In the interim, the cancellation of hog farm contracts in central Utah have implications for renewable energy.
Two years ago, Dominion Energy announced its plans to capture methane from hog farming operations in Beaver County, transform it into renewable natural gas and generate enough energy to heat more than 3,000 homes and businesses.
In the largest venture of its kind in the United States, Dominion and Smithfield were jointly investing $500 million over the next 10 years to develop renewable natural gas projects in the United States.
The projects were anticipated to reduce annual greenhouse gas emissions from U.S. hog farms by 2.5 million metric tons. Reducing pollution by that much amounts to taking 500,000 cars off the road or planting 40 million new trees each year.

Buildings used to raise hogs owned by Smithfield Foods in Milford on Friday, Dec. 8, 2023. Smithfield Foods is ending its relationship with more than two dozen hog farms in Beaver County. Hog farming is the No. 1 employer in this rural area of Utah.

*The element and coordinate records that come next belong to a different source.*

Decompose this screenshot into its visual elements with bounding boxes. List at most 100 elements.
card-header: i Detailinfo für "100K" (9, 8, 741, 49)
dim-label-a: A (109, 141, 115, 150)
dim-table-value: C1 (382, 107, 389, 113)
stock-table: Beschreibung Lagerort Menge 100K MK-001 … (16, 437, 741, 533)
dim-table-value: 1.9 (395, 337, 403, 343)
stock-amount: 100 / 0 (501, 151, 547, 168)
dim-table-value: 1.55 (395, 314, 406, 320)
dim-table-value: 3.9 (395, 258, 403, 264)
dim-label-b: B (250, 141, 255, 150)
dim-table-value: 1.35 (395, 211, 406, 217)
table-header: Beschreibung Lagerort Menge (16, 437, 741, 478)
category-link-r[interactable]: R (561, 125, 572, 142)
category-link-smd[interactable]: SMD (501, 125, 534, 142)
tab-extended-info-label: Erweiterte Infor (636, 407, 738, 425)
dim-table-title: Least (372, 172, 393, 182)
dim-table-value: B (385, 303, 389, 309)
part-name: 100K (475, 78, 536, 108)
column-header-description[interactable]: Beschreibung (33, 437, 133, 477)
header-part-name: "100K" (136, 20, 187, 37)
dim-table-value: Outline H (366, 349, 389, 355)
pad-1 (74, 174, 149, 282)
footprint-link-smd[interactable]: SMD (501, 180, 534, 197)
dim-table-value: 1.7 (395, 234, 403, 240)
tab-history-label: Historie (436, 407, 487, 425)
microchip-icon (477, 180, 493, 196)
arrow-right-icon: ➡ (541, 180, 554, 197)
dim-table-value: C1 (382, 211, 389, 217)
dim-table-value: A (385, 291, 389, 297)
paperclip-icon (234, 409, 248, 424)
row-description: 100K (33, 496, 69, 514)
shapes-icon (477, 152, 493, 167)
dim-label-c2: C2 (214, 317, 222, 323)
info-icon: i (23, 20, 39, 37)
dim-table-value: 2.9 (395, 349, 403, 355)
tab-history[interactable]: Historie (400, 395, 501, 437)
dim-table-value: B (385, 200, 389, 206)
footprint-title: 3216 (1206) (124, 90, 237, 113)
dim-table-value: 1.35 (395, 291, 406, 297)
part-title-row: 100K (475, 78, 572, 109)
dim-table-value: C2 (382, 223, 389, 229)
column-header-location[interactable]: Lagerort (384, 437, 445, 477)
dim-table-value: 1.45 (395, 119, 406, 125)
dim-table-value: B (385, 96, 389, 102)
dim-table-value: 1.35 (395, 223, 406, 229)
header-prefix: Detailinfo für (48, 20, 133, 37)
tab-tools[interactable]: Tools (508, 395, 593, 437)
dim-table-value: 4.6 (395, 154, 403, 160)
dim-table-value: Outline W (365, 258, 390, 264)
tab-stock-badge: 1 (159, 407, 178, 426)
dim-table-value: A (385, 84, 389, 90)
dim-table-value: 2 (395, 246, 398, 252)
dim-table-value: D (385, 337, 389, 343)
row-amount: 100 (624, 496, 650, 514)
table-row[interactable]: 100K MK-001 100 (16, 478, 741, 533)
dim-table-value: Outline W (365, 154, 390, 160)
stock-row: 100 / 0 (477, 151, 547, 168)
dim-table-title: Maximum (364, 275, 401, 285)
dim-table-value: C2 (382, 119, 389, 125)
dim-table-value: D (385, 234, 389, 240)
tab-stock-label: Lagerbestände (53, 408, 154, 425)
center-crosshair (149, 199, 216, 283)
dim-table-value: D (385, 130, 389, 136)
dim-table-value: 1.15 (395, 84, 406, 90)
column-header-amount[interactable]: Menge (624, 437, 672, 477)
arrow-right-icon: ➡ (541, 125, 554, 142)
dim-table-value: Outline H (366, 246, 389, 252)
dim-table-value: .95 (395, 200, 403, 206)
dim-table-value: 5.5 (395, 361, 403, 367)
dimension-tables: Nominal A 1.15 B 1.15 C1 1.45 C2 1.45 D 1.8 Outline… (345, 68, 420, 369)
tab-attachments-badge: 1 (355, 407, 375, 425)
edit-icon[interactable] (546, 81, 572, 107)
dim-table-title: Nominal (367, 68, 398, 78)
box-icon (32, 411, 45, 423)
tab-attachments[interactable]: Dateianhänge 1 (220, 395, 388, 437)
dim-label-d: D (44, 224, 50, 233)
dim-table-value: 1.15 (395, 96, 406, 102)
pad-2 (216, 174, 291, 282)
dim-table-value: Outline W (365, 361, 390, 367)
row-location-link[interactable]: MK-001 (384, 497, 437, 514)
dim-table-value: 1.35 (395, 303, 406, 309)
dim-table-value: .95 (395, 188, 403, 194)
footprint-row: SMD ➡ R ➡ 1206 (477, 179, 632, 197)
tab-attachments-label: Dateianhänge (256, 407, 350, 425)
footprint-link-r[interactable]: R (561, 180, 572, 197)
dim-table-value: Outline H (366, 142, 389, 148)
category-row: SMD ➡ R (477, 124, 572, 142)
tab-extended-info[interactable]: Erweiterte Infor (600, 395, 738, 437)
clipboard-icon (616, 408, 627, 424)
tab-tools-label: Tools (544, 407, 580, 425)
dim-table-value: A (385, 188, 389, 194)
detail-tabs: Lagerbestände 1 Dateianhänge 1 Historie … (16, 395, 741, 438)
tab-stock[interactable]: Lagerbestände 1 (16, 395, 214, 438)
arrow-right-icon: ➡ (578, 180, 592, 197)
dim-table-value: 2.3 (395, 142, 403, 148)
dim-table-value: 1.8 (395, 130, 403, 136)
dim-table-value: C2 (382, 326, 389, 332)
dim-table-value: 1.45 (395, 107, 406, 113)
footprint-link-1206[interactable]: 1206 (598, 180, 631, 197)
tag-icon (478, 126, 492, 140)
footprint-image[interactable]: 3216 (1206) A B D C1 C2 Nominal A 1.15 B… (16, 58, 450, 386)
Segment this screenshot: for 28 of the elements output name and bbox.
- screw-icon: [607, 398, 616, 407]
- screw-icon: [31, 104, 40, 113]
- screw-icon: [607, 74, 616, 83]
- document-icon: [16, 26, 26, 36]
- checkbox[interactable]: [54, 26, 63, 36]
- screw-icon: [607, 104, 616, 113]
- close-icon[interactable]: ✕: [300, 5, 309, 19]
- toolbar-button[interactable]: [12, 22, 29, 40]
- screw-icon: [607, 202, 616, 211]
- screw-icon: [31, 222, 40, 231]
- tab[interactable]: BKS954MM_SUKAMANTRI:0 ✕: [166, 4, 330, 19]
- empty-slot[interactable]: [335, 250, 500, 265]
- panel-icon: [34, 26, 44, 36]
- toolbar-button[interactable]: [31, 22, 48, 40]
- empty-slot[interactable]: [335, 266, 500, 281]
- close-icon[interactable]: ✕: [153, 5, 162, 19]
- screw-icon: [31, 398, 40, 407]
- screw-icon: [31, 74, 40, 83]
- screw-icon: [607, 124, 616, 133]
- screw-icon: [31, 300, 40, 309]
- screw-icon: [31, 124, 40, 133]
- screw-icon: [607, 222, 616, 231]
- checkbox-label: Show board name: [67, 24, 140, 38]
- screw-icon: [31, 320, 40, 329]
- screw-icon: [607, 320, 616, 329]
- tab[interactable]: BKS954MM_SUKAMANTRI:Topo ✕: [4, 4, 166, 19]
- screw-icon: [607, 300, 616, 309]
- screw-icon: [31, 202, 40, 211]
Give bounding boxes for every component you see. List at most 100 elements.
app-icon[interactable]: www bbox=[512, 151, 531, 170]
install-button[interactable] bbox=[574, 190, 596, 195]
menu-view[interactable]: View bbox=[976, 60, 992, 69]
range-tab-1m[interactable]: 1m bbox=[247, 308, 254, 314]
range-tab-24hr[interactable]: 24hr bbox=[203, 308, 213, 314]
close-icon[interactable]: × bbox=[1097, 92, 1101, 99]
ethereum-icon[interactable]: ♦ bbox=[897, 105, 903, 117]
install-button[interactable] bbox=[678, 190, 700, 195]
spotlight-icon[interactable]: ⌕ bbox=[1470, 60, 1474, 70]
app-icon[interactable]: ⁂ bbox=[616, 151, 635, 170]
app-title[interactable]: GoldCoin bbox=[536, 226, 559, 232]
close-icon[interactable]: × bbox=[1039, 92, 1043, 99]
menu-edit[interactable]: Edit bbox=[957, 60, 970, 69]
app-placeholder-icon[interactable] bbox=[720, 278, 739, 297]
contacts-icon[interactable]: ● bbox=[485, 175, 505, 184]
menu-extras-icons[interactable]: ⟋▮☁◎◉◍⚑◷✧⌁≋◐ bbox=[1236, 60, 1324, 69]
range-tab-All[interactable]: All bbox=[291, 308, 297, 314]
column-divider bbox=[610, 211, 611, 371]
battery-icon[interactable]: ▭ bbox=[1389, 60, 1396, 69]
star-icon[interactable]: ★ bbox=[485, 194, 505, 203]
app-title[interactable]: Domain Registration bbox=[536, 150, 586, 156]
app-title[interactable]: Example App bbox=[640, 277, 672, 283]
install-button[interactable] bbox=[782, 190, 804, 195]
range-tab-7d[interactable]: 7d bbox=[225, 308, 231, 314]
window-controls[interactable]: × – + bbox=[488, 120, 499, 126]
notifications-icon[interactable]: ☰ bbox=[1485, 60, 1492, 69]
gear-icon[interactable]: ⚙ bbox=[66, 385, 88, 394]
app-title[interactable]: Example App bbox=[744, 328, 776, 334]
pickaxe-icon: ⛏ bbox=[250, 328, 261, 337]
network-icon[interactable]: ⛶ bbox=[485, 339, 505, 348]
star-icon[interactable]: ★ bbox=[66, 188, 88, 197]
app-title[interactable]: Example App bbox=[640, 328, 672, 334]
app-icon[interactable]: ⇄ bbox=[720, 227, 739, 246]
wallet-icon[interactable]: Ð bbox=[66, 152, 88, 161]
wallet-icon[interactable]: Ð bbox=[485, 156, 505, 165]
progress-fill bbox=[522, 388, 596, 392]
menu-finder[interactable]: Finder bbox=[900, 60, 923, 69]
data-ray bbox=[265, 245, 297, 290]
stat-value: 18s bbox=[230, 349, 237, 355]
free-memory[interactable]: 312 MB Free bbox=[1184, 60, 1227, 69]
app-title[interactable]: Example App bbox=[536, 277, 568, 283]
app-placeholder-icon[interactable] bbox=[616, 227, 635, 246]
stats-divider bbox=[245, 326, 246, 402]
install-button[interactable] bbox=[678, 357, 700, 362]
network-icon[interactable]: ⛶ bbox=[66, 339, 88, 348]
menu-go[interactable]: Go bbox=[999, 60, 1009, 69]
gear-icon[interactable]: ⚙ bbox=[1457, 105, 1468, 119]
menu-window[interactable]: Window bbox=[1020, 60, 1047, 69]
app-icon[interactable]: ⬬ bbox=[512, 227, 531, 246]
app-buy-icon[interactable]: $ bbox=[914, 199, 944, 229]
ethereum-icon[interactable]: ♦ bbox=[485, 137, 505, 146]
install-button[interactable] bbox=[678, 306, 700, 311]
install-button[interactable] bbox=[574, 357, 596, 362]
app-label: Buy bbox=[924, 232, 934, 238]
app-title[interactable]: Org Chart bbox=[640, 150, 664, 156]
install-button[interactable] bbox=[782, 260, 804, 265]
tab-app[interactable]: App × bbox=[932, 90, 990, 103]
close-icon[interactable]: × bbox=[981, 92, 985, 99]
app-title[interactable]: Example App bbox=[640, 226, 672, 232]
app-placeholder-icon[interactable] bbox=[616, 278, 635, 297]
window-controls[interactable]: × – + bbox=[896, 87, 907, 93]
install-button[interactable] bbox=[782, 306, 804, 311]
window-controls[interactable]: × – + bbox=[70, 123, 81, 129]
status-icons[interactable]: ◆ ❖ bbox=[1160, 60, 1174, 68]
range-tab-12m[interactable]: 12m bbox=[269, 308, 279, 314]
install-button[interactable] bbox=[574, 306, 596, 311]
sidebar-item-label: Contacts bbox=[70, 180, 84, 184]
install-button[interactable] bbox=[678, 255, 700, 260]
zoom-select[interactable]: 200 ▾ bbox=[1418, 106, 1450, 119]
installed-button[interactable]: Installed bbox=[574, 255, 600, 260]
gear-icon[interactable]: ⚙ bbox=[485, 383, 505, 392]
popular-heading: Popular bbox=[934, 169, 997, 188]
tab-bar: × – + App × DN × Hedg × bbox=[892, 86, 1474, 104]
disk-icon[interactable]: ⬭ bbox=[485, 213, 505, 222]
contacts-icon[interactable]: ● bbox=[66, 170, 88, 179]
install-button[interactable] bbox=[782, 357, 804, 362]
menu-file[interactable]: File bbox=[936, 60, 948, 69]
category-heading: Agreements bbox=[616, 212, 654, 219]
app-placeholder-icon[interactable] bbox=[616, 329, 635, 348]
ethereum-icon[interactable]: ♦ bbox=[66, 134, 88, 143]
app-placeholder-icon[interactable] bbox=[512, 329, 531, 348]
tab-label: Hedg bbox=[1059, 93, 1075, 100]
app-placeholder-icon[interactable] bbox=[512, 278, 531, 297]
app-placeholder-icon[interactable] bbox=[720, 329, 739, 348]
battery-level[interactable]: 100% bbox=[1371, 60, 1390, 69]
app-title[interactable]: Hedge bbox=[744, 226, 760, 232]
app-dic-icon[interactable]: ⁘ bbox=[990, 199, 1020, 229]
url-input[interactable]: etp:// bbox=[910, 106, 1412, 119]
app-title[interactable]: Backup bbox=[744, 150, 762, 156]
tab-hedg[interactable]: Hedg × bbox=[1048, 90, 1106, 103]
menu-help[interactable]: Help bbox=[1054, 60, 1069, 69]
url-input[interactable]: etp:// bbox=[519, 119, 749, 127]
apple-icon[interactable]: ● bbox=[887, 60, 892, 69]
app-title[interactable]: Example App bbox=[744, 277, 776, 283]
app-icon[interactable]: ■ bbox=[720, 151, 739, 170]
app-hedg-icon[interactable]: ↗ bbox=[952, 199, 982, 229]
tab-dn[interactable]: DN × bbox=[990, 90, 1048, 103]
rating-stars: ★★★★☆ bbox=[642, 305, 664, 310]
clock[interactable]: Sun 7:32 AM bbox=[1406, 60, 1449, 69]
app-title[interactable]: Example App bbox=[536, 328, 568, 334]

Scott G Winterton, Deseret News
That partnership, at least in Utah, is off the table and Dominion is now reviewing its options.
Albrecht pointed out there isn’t a place to process wool in Utah, or lamb, or hogs for that matter.
The wool industry in Utah is big business. The state is the fourth-largest producer of wool in the nation, shearing a little more than 2.1 million pounds in 2019 alone — accounting for about 10% of the nation’s total wool production. In 2019, the value of that wool was nearly $4.5 million.
A wool testing facility opened in Midvale in 2021, but — like what happened with the Smithfield hogs — the company could not, or would not make it work because processing the animals here didn’t fit into the bottom line.
“These guys have never been willing to process them in Utah. We offered that when they downsized the first time. The governor and the whole team of Utah offered to build processing plants here and they just told us they’re not interested,” Pearson said.
Added Yardley: “It’s not that anybody didn’t try. It just wasn’t something Smithfield was willing to do.”
Bunker says he is just going to hope for the best and, regardless, continue to do what is steeped in his soul: farming and ranching.
“It just seems like it is out of everybody’s control.”